I think the previous code needs a little adjustment. Let's say one key/value pair was 'Wilma'->'Wilma'. It would be added and then immediately removed. Here is a small modification that should fix the problem.



myDict keysAndValuesDo: [:k :v | myDict removeKey: k. myDict at: v put: k. ].



Rocky Dunlap

i just tried this in squeak and it doesn't work correctly. If you try it, you will see that only half of the names are switched. I think this is because of the implementation of the keysAndValuesDo method. You have the same problem in Java when you try to modify and enumerator while it's in the process of enumerating. it gets confused because it's elements are moving around while it's trying to step through them.



Jason Fulghum

I agree with you Jason, keysDo: didn't work exactly like I thought it would(it only transposes about half of the dictionary elements). I tried:

myDict keysDo:[:currKey| myDict at:(myDict at:currKey)put:currKey.myDict removeKey:currKey].

Rocky, I guess this would fix the little inefficiency you reported.

(myDict keys) do:[:currKey| ((myDict at: currKey)=currKey) ifFalse:[myDict at:(myDict at:currKey) put:currKey.myDict removeKey:currKey].].

Yinka Alaran

(myDict copy) keysAndValuesDo: [ :key :value | myDict remove:key. (myDict at: key) put: value) ].
Four monkeys and a bag of bannanas


"Here is my answer"
d keys do: [:key | | element | element _ d at: key. d keysAndValuesRemove: [:tKey :value | tKey == key]. d at: element put: key.].

Here is the commend for keysAndValuesRemove, it helps explain much:
keysAndValuesRemove: keyValueBlock
"Removes all entries for which keyValueBlock returns true."
"When removing many items, you must not do it while iterating over the dictionary, since it may be changing. This method takes care of tallying the removals in a first pass, and then performing all the deletions afterward. Many places in the sytem could be simplified by using this method."

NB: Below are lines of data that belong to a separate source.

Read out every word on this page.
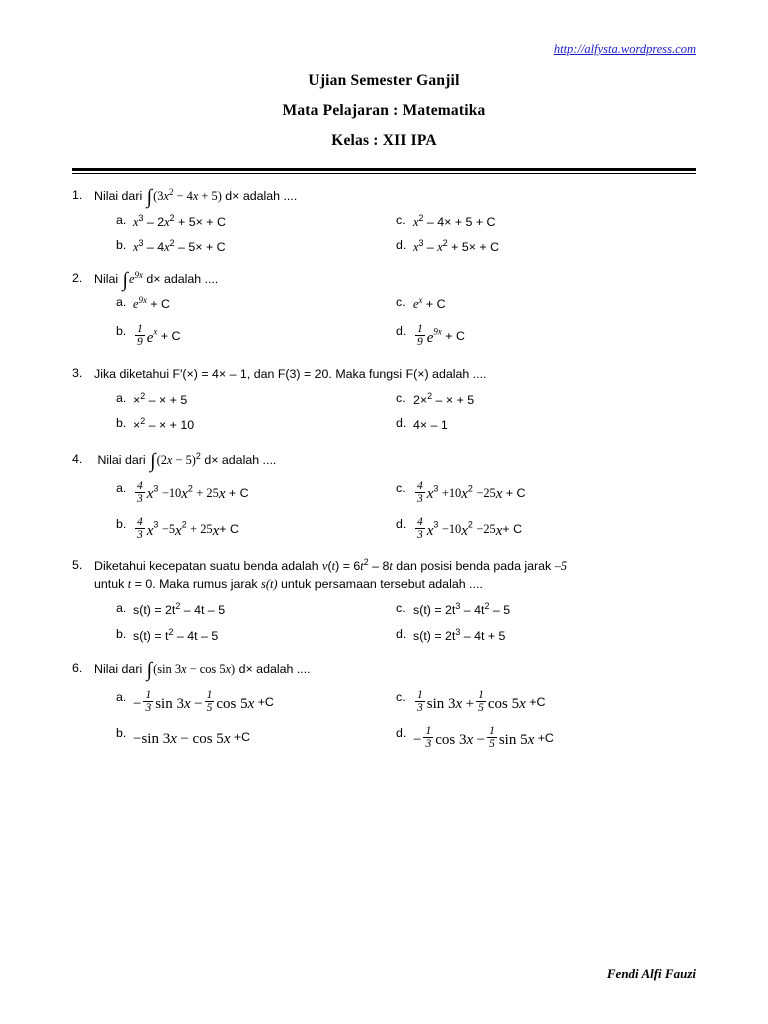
http://alfysta.wordpress.com
Ujian Semester Ganjil
Mata Pelajaran : Matematika
Kelas : XII IPA
1. Nilai dari $\int(3x^2 - 4x + 5)$ d× adalah ....
a. $x^3 - 2x^2 + 5\times + C$	c. $x^2 - 4\times + 5 + C$
b. $x^3 - 4x^2 - 5\times + C$	d. $x^3 - x^2 + 5\times + C$
2. Nilai $\int e^{9x}$ d× adalah ....
a. $e^{9x} + C$	c. $e^x + C$
b. $\frac{1}{9} e^x + C$	d. $\frac{1}{9} e^{9x} + C$
3. Jika diketahui F′(×) = 4× – 1, dan F(3) = 20. Maka fungsi F(×) adalah ....
a. ×$^2$ – × + 5	c. 2×$^2$ – × + 5
b. ×$^2$ – × + 10	d. 4× – 1
4. Nilai dari $\int(2x - 5)^2$ d× adalah ....
a. $\frac{4}{3} x^3 -10x^2 + 25x + C$	c. $\frac{4}{3} x^3 +10x^2 -25x + C$
b. $\frac{4}{3} x^3 -5x^2 + 25x+ C$	d. $\frac{4}{3} x^3 -10x^2 -25x+ C$
5. Diketahui kecepatan suatu benda adalah $v(t) = 6t^2 - 8t$ dan posisi benda pada jarak –5
untuk t = 0. Maka rumus jarak s(t) untuk persamaan tersebut adalah ....
a. $s(t) = 2t^2 - 4t - 5$	c. $s(t) = 2t^3 - 4t^2 - 5$
b. $s(t) = t^2 - 4t - 5$	d. $s(t) = 2t^3 - 4t + 5$
6. Nilai dari ∫(sin 3x − cos 5x) d× adalah ....
a. − $\frac{1}{3}$ $\sin 3x - \frac{1}{5}$ cos 5x +C	c. $\frac{1}{3}$ $\sin 3x + \frac{1}{5}$ cos 5x +C
b. −sin 3x − cos 5x +C	d. − $\frac{1}{3}$ $\cos 3x - \frac{1}{5}$ sin 5x +C
Fendi Alfi Fauzi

There may be a more efficient way to answer this problem, but this avoids a major problem with dictionaries. Deleting is tricky. If you iterate with keysAndValuesDo to delete items, you may be faced with a constantly changing collection to work from. Therefore, I have adopted the strategy of working with the collection of keys and using keysAndValuesRemove.

Jonathan D'Andries


Has anyone thought about the following dictionary?
KeyValue
JaneSmith
JoeSmith
JohnTimberland
MichaelKovak
TonySmith

The transpose doesn't work right, because the dictionary associates one and only one key to every entry. If the value is not unique than a transpose of the dictionary is not possible.

KeyValue
SmithJane
SmithJoe
SmithTony
KovakMichael
TimberlandJohn
is not possible in a dictionary (because unique keys are required)...

That doesn't stop our program though. We get "undefined behavior". We loose entries...
Unknown Assailant

I just have to ask what is the act point of trying to do this in one line of code? Won't the VM run say 3 lines writen efficently at the same speed since it does the thing. It just doesn't seem to gain any optimization. Am I wrong?
Robert Schierholz
I think this is a pretty straightforward way of doing it rather than using obscure methods, just a simple swap:
d keys do: [:key | temp := d at: key. d removeKey: key. d at: temp put: key].
Ken Edwards
Or better yet:
d keys do: [:key | d at: (d at: key) put: key. d removeKey: key].
Ken Edwards
Or best (truly in one line, only one period):
d keys do: [:key | d removeKey: (d at: (d at: key) put: key)].
Ken Edwards
"make values keys, make keys values, then remove old keys..."

d keysDo:[:key | d at:(d at:key) put:key. d removeKey:key].